Sisê Bingöl’ün hikayesi, barışın gerekliliği
- 09:03 11 Ağustos 2025
- Güncel
Nazlıcan Nujin Yıldız
MÛŞ - Barışın sağlanmasının ve demokratik toplum inşasının neden gerekli olduğunu, yaşadığı zorluklar ve verdiği mücadele ile gözler önüne seren Sisê Bingöl, her şeye rağmen “Artık kimse ağlamasın birlik olsun, barış olsun” diyor.
Kürt Halk Önderi Abdullah Öcalan’ın yaptığı tarihi çağrı, Kürdistan, Türkiye ve Orta Doğu’daki sistem krizine karşı hem bir alternatif oluşturuyor hem de özelde Kürt halkının verdiği 52 yıllık mücadeleye de bir ivme kazandırıyor. Bunun yanı sıra demokrasi ve barış mücadelesinde birçok bedel ödeyen halkın yaşadıkları da barışın ve demokratik toplum inşasının, neden gerekli olduğunu gözler önüne seriyor. Şüphesiz bu coğrafyada verilen mücadelede çokça kayıplar ve acılar yaşandı. Ancak verdikleri kayıplara, yaşadıkları acılara rağmen direnen halklar, hala barışın sağlanması konusunda ısrar ediyor.
Verilen mücadelede iki çocuğunu kaybeden ve yaşamında birçok zorluk yaşadığı halde dilinden barışı düşürmeyenlerden biri de Sisê Ana olarak bilinen Sisê Bingöl (83).

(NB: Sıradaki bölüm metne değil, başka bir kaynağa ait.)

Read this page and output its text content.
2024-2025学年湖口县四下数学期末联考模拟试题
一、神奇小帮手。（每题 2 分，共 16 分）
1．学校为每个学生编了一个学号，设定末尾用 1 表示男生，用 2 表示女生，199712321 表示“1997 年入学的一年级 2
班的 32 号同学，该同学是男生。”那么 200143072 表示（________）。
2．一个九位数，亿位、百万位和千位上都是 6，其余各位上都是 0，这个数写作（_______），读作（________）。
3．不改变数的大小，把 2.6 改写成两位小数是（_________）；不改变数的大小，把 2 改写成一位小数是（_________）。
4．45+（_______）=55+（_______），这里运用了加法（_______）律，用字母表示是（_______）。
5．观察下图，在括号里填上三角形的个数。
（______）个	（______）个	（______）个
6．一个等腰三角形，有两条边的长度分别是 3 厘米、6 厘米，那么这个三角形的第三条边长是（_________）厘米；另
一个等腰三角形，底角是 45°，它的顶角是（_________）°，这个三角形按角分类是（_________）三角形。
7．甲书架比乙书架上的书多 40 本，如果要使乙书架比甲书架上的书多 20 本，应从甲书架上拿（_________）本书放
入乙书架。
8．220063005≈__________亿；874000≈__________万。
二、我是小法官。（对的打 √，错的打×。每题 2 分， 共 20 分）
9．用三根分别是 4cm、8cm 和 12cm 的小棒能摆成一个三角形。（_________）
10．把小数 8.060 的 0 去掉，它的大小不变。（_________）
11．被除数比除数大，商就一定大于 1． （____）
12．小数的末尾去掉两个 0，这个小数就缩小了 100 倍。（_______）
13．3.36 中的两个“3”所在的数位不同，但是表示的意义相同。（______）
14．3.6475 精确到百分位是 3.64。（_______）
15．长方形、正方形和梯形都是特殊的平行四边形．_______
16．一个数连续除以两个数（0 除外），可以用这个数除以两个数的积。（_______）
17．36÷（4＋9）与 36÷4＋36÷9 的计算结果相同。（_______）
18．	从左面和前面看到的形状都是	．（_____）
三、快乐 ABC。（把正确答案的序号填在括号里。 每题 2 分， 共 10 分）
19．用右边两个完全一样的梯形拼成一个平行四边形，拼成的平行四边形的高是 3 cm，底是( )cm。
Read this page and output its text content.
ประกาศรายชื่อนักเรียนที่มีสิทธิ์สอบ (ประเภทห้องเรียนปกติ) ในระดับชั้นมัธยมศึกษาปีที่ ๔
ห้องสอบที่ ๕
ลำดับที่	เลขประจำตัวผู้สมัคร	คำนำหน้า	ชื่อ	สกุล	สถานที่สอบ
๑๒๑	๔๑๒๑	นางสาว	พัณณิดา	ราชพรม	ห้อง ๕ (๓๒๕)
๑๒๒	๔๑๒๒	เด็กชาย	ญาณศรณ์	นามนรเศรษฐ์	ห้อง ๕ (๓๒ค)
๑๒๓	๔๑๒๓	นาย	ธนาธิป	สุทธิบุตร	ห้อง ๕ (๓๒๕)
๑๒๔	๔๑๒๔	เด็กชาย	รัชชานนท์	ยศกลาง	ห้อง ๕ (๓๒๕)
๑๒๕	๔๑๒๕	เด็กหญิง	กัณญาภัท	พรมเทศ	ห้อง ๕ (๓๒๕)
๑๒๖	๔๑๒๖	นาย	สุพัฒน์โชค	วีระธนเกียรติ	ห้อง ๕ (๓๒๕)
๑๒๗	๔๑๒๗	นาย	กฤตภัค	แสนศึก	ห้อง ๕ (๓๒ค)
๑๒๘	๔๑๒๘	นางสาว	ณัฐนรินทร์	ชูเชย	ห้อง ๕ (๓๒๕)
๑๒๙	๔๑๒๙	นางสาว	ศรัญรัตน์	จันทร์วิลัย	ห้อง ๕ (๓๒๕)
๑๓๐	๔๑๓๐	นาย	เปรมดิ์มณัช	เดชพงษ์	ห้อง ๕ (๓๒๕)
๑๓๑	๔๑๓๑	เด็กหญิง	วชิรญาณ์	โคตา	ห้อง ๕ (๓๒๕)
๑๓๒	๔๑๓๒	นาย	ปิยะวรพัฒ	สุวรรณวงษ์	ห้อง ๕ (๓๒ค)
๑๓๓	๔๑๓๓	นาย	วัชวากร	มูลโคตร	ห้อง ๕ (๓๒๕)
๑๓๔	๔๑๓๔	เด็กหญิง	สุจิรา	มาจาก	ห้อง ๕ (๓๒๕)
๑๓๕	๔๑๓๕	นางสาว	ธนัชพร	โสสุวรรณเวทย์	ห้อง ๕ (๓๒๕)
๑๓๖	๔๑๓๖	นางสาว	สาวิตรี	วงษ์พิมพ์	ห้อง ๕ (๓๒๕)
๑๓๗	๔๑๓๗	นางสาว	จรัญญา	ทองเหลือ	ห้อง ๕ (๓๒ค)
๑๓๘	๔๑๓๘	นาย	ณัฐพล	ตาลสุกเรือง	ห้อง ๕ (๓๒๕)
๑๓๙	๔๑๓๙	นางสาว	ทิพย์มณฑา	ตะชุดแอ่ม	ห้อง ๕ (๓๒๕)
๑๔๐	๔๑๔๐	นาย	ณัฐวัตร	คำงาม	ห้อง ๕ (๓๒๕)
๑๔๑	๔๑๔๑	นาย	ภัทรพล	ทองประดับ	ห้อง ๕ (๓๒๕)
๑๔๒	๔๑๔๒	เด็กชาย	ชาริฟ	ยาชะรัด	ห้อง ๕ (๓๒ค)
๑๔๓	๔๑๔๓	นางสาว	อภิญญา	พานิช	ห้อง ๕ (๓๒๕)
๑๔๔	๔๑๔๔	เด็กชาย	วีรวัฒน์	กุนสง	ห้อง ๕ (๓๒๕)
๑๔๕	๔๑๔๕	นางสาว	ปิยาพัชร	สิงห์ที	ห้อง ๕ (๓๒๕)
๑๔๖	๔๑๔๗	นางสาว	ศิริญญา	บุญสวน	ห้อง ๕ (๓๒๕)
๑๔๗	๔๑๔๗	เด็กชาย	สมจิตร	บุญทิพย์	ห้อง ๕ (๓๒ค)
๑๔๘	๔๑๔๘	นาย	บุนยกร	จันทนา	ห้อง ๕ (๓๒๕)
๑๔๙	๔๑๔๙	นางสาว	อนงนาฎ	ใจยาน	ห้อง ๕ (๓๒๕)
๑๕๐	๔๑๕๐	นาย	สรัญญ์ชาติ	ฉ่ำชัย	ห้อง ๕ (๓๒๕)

Özgürlük savaşçısı iki oğlunu yan yana gömer
1942 yılında Mûş’un Gimgim (Varto) ilçesine bağlı Badan köyünde dünyaya gelir. 15 yaşında evlendirilir. 1966 yılında meydana gelen Gimgim depreminde iki çocuğunu yitirir ve sonraki yıllarda da doğan bir çocuğunu yoksulluk nedeniyle kaybeder. Kürtlerin ve Alevilerin üzerindeki baskılardan kaynaklı iki çocuğu özgürlük mücadelesine katılır. PKK saflarına katılan oğlu Hüseyin (Kasım) 1997 yılında Çewlîg’de (Bingöl) çıkan bir çatışmada, Hıdır Özgen (İsmail Bênav) ise de 21 Mayıs 2001 tarihinde, yine Çewlîg’de çıkan bir çatışmada yaşamını yitirir. Sisê Ana, her iki oğlunun cenazesini yaşadığı köyde, kendi elleriyle yan yana toprağa verir.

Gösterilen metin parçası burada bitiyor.